Tri County senior hopes to be first wheelchair bound baseball manager

By Mike Taylor • Last Updated 1:55 pm on Tuesday, May 20, 2014

Tri County High School graduating senior Codey Minard hopes to one day land his dream job of being the first wheelchair-bound minor league baseball team manager. His advice to fellow students: keep trying. — Daily News/Mike Taylor

HOWARD CITY — Codey Minard was only 10 years old when he was diagnosed with muscular dystrophy. The boy who had loved nothing more than playing sports, particularly baseball, suddenly had to come to terms with the fact he would be spending his life in a wheelchair.

Eight years later, he’s still in a chair, but he’s also a member of Tri County High School’s varsity baseball team. In fact, he’s one of the team’s managers.

Despite his special circumstances, Codey is determined to follow his dreams: He wants to manage a minor league ball team.

If those dreams come true, Codey will be the first wheelchair-bound manager in the history of the sport. The odds are against him, but he’s not about let that slow him down.

“I’m going to MCC (Montcalm Community College) to take my basics and then transfer to another college to learn sports management,” Codey said. “I’m not sure which college; whichever one that will have me that will look good on my resume.”

Once out of college, Codey hopes to find work as a minor league manager. With strong math skills, he feels he would be a good pick for keeping track of and managing stats for any team. He’d be happy to find work with any team, but the West Michigan Whitecaps or (dream job alert) Detroit Tigers would be his first choices.

“I just want to be the first person in a wheelchair to be a manager,” he said.

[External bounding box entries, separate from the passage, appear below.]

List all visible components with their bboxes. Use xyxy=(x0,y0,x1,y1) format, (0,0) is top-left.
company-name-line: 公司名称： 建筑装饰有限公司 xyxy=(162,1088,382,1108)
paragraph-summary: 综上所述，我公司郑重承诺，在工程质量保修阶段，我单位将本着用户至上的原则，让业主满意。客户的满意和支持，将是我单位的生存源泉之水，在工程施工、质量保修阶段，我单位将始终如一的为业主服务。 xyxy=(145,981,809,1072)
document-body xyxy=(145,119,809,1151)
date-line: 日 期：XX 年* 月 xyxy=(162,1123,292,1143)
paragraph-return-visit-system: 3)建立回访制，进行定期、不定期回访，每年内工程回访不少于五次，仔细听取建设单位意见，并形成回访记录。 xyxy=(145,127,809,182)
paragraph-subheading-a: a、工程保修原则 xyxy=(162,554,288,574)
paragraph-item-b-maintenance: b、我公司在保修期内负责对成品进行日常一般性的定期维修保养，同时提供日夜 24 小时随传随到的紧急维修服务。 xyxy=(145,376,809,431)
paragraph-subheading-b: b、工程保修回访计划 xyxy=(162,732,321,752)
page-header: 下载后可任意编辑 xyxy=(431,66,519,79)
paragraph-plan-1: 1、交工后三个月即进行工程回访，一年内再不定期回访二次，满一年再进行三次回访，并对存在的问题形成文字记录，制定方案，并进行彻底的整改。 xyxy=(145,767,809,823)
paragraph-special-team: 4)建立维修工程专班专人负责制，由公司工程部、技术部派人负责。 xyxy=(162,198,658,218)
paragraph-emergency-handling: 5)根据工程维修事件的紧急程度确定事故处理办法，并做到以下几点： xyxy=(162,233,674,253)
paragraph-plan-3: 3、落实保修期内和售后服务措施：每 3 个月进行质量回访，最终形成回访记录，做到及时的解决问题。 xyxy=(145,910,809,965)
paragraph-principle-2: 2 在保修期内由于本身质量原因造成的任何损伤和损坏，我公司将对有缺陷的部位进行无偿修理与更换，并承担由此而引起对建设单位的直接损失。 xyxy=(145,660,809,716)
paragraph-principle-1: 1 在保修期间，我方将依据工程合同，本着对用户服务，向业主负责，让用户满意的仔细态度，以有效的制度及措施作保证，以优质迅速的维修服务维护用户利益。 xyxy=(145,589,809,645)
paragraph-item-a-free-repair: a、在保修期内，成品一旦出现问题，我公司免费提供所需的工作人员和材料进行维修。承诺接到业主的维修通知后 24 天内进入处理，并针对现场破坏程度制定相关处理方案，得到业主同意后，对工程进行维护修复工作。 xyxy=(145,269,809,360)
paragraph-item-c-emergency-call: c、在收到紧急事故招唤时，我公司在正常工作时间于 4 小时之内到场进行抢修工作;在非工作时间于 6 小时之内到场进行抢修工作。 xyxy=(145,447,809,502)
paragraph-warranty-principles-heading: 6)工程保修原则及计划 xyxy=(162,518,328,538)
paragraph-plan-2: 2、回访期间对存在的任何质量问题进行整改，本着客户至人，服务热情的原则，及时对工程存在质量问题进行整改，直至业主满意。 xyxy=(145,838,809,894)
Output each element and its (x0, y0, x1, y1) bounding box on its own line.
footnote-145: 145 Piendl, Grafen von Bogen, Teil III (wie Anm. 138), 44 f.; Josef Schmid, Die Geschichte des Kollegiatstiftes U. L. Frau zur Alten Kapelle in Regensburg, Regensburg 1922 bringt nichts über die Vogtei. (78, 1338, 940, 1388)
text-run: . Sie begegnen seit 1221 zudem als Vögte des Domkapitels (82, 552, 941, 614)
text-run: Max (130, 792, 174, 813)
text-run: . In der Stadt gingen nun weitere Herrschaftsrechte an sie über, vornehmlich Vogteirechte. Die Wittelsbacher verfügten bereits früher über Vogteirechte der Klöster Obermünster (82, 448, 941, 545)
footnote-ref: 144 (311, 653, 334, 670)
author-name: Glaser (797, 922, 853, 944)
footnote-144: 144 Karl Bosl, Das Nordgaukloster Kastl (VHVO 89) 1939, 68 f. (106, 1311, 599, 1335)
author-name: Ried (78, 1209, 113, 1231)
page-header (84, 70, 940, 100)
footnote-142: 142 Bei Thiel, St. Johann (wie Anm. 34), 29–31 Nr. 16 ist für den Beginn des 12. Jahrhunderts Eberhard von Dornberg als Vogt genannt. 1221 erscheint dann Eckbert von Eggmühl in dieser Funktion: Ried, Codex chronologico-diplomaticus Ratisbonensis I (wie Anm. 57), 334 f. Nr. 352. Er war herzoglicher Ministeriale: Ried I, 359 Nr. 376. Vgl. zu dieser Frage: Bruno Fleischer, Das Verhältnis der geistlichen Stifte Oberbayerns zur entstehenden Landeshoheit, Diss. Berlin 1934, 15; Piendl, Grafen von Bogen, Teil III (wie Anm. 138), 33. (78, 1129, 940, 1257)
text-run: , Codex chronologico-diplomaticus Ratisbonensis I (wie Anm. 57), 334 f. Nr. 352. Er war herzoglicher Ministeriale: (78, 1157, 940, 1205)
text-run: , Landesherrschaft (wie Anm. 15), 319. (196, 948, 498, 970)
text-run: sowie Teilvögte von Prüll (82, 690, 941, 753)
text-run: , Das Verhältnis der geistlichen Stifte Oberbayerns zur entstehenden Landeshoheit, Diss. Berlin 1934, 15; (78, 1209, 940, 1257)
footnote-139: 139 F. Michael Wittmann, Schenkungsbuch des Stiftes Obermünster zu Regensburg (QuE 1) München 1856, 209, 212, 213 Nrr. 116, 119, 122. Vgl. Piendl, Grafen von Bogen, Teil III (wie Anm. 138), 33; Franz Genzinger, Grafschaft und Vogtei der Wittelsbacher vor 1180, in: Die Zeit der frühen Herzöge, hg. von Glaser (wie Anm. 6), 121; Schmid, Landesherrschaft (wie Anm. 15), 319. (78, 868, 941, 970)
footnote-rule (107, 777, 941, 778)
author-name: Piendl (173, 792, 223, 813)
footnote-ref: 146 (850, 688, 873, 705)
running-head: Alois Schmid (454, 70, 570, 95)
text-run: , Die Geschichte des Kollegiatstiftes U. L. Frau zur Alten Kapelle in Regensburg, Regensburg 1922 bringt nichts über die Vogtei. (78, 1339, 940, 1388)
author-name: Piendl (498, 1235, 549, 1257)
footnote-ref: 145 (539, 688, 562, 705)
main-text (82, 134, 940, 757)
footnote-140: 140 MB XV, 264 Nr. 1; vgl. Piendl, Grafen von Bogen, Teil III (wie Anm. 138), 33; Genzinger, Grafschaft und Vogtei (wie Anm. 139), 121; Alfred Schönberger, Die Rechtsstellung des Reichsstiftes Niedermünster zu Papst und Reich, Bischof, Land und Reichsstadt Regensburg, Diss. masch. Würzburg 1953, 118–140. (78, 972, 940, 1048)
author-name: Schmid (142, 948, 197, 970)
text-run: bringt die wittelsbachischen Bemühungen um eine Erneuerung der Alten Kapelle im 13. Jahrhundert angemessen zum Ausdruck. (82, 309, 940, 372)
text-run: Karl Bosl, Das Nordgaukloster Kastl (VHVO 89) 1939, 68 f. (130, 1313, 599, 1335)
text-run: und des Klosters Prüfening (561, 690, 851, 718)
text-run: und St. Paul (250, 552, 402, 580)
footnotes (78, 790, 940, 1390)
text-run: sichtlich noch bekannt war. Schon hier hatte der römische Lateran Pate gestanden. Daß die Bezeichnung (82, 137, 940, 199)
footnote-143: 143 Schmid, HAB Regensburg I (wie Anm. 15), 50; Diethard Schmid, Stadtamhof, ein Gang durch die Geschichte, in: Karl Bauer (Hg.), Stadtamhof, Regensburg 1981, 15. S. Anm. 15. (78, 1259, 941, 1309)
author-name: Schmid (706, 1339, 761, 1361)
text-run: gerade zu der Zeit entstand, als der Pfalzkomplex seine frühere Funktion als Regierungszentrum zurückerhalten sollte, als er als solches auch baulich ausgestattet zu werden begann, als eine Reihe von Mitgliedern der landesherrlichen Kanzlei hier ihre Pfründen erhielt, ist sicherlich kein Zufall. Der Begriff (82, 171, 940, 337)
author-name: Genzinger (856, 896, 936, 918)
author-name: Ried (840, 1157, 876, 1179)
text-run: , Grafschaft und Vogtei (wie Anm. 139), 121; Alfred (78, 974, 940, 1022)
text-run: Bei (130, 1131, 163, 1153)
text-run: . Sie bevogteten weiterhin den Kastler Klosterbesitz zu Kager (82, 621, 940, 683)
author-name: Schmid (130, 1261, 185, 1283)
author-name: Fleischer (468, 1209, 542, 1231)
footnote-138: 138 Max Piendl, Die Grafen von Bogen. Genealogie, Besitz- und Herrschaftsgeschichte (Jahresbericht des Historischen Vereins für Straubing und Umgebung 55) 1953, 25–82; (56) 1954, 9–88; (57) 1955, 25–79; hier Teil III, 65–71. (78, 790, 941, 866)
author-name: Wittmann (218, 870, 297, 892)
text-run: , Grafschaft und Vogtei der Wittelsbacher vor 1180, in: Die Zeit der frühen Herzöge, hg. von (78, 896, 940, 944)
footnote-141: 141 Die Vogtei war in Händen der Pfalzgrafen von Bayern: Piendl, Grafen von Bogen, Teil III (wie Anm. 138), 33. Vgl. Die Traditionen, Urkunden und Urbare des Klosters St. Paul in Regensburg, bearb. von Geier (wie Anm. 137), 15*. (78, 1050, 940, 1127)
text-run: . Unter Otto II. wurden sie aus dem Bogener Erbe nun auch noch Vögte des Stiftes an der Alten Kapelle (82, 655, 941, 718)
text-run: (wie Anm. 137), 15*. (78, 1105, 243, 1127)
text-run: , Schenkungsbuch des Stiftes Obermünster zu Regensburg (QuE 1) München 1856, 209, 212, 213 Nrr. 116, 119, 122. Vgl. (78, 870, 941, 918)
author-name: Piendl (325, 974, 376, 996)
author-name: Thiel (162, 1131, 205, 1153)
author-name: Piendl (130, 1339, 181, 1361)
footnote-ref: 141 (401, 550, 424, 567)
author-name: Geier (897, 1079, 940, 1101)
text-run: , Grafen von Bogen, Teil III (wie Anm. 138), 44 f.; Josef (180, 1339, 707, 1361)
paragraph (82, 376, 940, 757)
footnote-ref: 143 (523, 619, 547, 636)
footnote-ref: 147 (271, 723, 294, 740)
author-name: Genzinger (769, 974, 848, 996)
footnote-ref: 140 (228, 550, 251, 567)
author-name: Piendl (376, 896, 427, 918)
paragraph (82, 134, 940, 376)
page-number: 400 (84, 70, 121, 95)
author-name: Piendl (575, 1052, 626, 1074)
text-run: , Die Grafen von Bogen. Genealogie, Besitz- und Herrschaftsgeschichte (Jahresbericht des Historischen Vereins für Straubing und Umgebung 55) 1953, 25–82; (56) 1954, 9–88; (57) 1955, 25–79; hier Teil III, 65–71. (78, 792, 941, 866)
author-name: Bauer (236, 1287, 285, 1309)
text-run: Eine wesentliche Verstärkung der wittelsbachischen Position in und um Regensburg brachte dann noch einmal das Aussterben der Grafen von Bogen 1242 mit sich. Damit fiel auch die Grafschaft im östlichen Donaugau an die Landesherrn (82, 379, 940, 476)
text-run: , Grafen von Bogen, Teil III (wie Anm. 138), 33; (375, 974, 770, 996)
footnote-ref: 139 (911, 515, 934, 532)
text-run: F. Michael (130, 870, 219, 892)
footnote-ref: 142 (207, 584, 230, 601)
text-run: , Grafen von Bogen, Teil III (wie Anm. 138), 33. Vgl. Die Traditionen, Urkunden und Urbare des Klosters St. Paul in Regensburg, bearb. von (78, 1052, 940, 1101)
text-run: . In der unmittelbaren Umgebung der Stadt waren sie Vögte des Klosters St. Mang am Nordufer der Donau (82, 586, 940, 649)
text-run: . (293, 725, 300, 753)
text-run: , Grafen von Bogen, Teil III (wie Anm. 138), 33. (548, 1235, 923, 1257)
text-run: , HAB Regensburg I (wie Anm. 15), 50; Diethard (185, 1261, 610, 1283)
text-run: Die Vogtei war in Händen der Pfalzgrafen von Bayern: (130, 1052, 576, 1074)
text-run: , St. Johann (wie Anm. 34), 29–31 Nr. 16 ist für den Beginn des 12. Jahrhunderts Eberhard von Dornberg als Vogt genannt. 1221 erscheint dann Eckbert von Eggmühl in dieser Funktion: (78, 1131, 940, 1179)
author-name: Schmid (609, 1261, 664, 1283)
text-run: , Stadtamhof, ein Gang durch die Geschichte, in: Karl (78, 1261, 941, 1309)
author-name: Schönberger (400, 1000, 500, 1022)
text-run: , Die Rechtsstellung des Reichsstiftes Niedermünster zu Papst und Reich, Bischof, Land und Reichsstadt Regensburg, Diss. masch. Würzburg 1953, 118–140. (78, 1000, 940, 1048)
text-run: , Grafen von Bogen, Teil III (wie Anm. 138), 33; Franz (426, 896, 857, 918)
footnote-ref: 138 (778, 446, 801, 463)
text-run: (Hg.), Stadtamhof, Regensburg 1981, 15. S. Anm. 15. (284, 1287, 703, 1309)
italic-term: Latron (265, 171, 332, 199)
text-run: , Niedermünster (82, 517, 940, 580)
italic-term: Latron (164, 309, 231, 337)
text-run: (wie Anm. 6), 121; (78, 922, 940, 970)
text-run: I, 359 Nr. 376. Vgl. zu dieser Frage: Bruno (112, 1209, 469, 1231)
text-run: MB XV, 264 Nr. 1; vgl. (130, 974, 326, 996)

A lifelong Pierson resident, Codey admits it will be hard to leave behind the friends he’s known since childhood. He has made a lot of them in his years at Tri County Area Schools and says the thing he will miss most about going off to college is the inevitable separation from old friends.

“It’s been fun and I have a lot of friends,” Codey said. “I’ve been here since elementary school and everybody treats me just like they treat someone who walks. I know a lot of people in wheelchairs that get treated different, but that doesn’t happen around here. I like being treated just the same as everybody else.”

As co-manager of the Tri County baseball team, Codey shows up at all the games, manages, and provides moral support to his teammates. In a way, he’s making up for time he lost in his sophomore year, when he missed three months of school following a major surgery.

According to Codey’s mother, Theresa Minard, he failed most of his classes last year. He might have wound up graduating a year late, with his younger sister Nicole’s class. It was the fear of that fate that spurred him to work especially hard to catch up.

“He was trying to work on catching up,” Theresa said. “I told him you’ll have to work over the summer or you’ll wind up graduating with your sister. He said, ‘Oh, I don’t think so.’”

Codey worked through the summer to make up the credits he had missed and will graduate with the rest of his class. He even attended prom, something his mother says he said he would never do.

“He was out on the dance floor,” Theresa said. “He had a great time. This has been a good year for him.”

Codey’s classmates don’t really think of him as “the kid in the wheelchair,” Theresa added. To most of his fellow students, Codey is the “funny one” who’s always cracking jokes.

Though there’s no cure for the muscular dystrophy that is slowly eating away at Codey’s muscles and his body will inevitably grow weaker with each passing year, the Tri County grad maintains nothing but hope for the future.

“No matter what your disabilities or limitations are, you just have to keep going on with what you want to do,” Codey said. “You just have to keep trying.”


Tri County High School

What: Tri County commencement

When: 7 p.m. Thursday

Where: Tri County High School gymnasium

Speakers: Kurt Mabie, former principal for Tri County High School, will give the commencement address

Number of Graduates: 139

Class Colors: Black and gold

Honors: Valedictorians Alicia Curtis, Landon Dailey, Cassandra Dexter, Emily Gould, Khyllian Lowry and Caleb Miller; salutatorians Jordan Adkins, Alexis Brock and Jordin Rubingh.

Class Song: “I Will” by OneRepublic

Class Motto: “In growing, we have found friends. In learning, we shared knowledge. In pride, we have left memories.”